Panning for gold - the data we know and use and the data we don't

This is a guest blogpost by Matt Davies, technical evangelist, Splunk

They say you don’t know what you don’t know. It’s the same with your data. Most organisations have data they know about, collect and use. This data is typically structured, neat and tidy and probably in some form of database or data warehouse. However there is also a wealth of data that they don’t know they have and aren’t using. This is most likely machine data. It comes from every technology interaction be it machine-to-machine, person-to-machine or person-to-person (via technology). According to IDC, the digital universe is growing at 40%  a year and most of the data generated is machine data. It is coming from core IT, customer-facing applications, cloud computing, mobile devices, social media and the Internet of Things.

This machine data has certain characteristics: it is in motion (often very fast motion), there’s a lot of it and it is time series data. It is also messy data (it is unstructured) and it is lazy (every company generates it but it typically gets left unused). But, to steal from a Wild West cliché, “there is gold in them thar data”. The challenge has always been how do I get to it, how do I make it useable and how do I find value from it?

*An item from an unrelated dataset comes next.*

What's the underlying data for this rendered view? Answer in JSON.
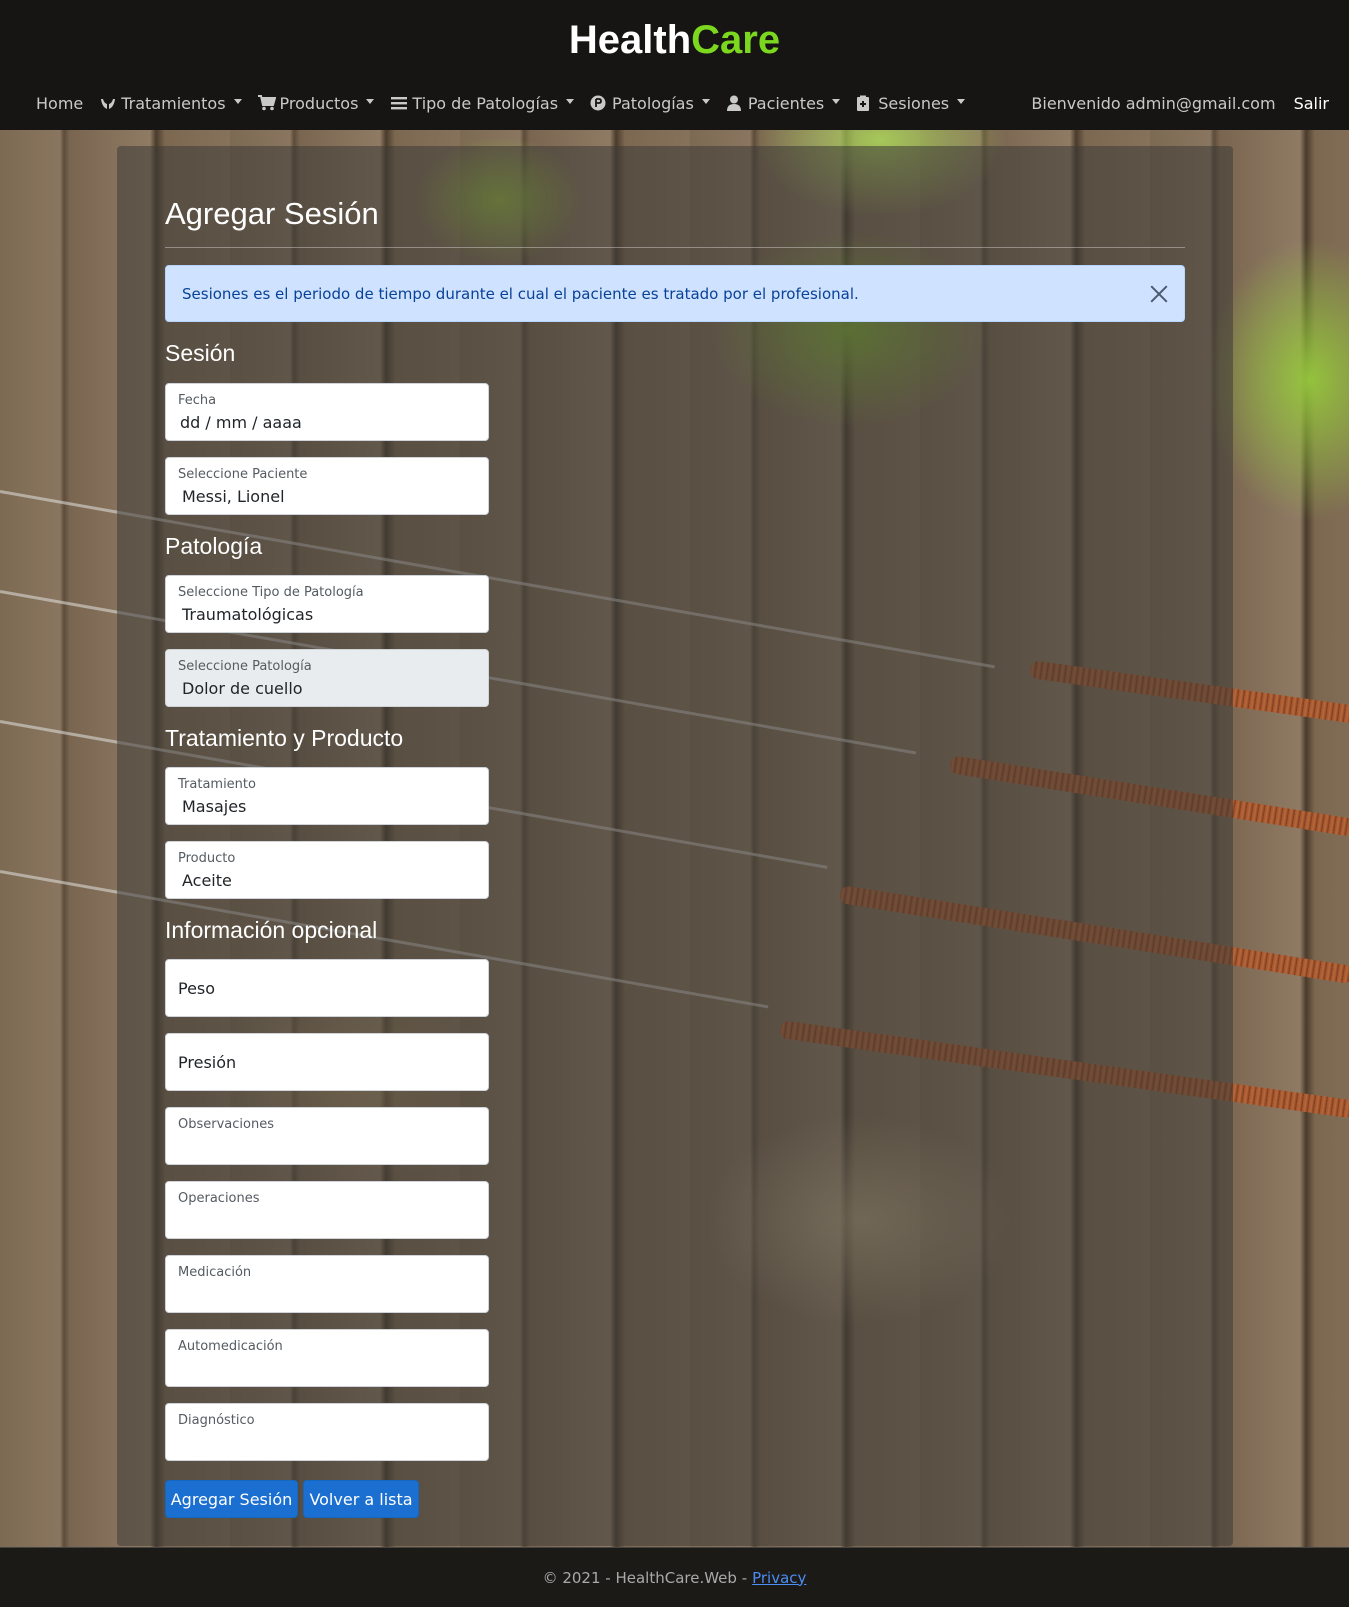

Increasingly the ability to use the same information for multiple purposes is one of the secrets to making the most of any kind of data. Think of your real-time machine data as a stream of light, you need some form of prism to be able to look at this data with a different “lens” or colour. The same data has value for security, IT, customer service, and so on. The term data silo isn’t new and barriers preventing anyone from using data is often what hinders data-centric initiatives. A lot of time is typically spent collecting and preparing data before you ever start to ask questions and get the value from it.

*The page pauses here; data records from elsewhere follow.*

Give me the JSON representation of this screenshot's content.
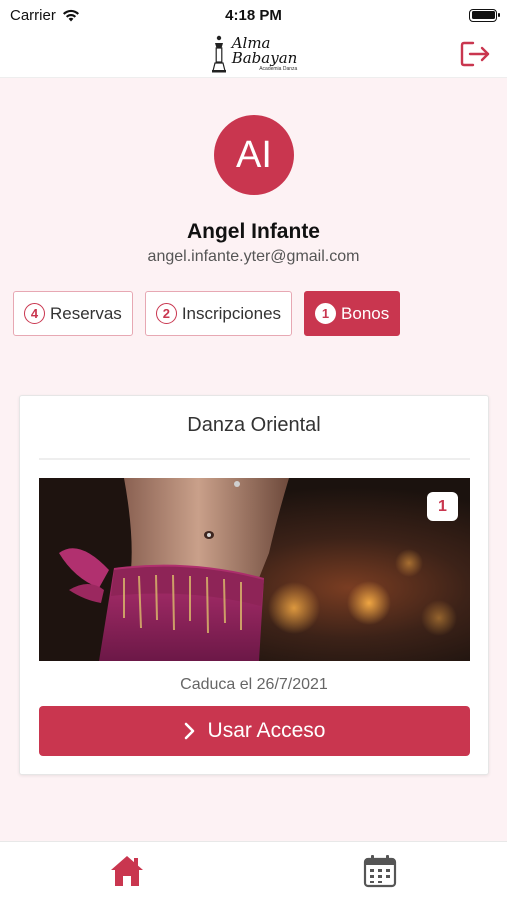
{
  "status_bar": {
    "carrier": "Carrier",
    "time": "4:18 PM",
    "wifi_icon": "wifi-icon",
    "battery_icon": "battery-icon"
  },
  "header": {
    "logo": {
      "name_line1": "Alma",
      "name_line2": "Babayan",
      "subtitle": "Academia Danza"
    },
    "logout_icon": "logout-icon"
  },
  "profile": {
    "initials": "AI",
    "name": "Angel Infante",
    "email": "angel.infante.yter@gmail.com"
  },
  "tabs": [
    {
      "count": "4",
      "label": "Reservas",
      "active": false
    },
    {
      "count": "2",
      "label": "Inscripciones",
      "active": false
    },
    {
      "count": "1",
      "label": "Bonos",
      "active": true
    }
  ],
  "card": {
    "title": "Danza Oriental",
    "image_badge": "1",
    "expiry": "Caduca el 26/7/2021",
    "button_label": "Usar Acceso",
    "button_icon": "chevron-right-icon"
  },
  "bottom_nav": {
    "home_icon": "home-icon",
    "calendar_icon": "calendar-icon"
  },
  "colors": {
    "accent": "#c9364f",
    "background": "#fdf2f4"
  }
}
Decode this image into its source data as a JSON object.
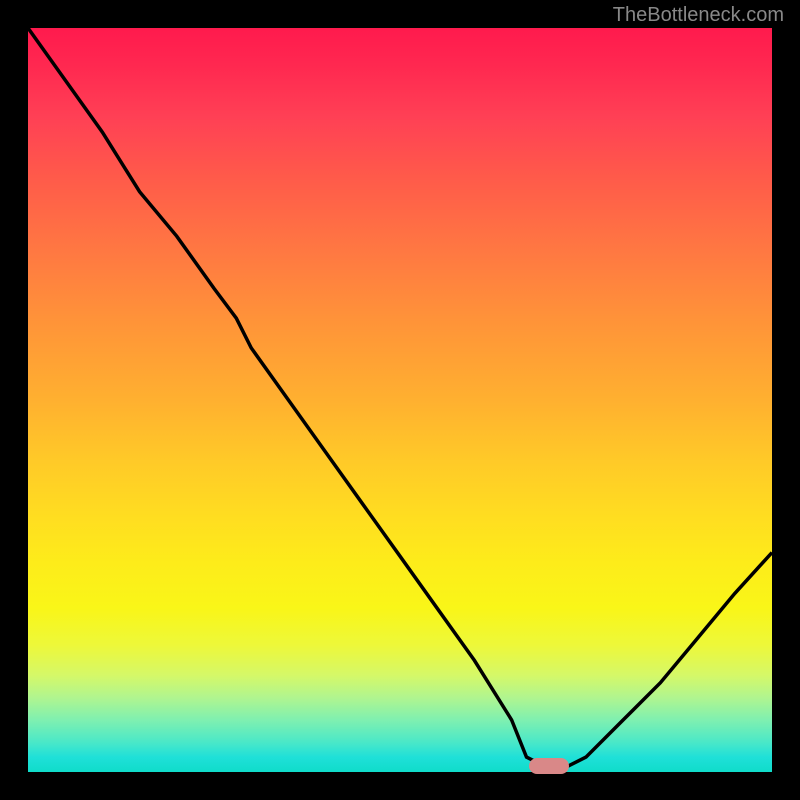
{
  "watermark": "TheBottleneck.com",
  "chart_data": {
    "type": "line",
    "title": "",
    "xlabel": "",
    "ylabel": "",
    "x": [
      0,
      5,
      10,
      15,
      20,
      25,
      28,
      30,
      35,
      40,
      45,
      50,
      55,
      60,
      65,
      67,
      70,
      72,
      75,
      80,
      85,
      90,
      95,
      100
    ],
    "values": [
      100,
      93,
      86,
      78,
      72,
      65,
      61,
      57,
      50,
      43,
      36,
      29,
      22,
      15,
      7,
      2,
      0.5,
      0.5,
      2,
      7,
      12,
      18,
      24,
      29.5
    ],
    "xlim": [
      0,
      100
    ],
    "ylim": [
      0,
      100
    ],
    "marker": {
      "x": 70,
      "y": 0.8
    },
    "gradient_colors": {
      "top": "#ff1a4d",
      "middle": "#ffc928",
      "bottom": "#10dcca"
    }
  }
}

 So if there’s data we’re not making use of, that has benefit for multiple audiences and it takes a lot of time to get to the value from it – how do you start? Technology and modern data platforms can help but this must go hand in hand with building a culture of exploration around your data and using analytics as a way of democratising it for everyone.

I have seen a great example from Deutsche Bahn, which ran a 24 hour hackathon where they provided a data set from their rail infrastructure and challenged all-comers to “show us what’s in the data”. By exploring this previously untapped source of data, Deutsche Bahn found out potential train delays, how journey time was impacted when comparing wooden vs. concrete sleepers and where outages are more likely to occur.  I thought it was an interesting example of largely unused data, a culture of exploration and valuable new insight and analytics.

To further illustrate, I was fortunate enough to be in a presentation with UniCredit, a European bank, who are managing multiple terabytes of this machine data every day. They are taking data from over 180 different sources, 8 billion events per day and 400,000 events per second at peak. They use this data to improve their banking operations, create real-time alerts, search to find patterns of behaviour and deliver real-time data visualisations. This capability is delivered to various parts of the bank for business analytics, security intelligence, ITOA, internet banking service monitoring, mobile banking insight and improved accounting. The value from the data includes improves SLAs, faster issue resolution, a real time data centric approach to decision making and the chance to improve customer experience.

Think about the data you know and use, then think about the data you don’t know you have and don’t use. Try it, explore it, share what you find and see if “there is gold in them thar data”.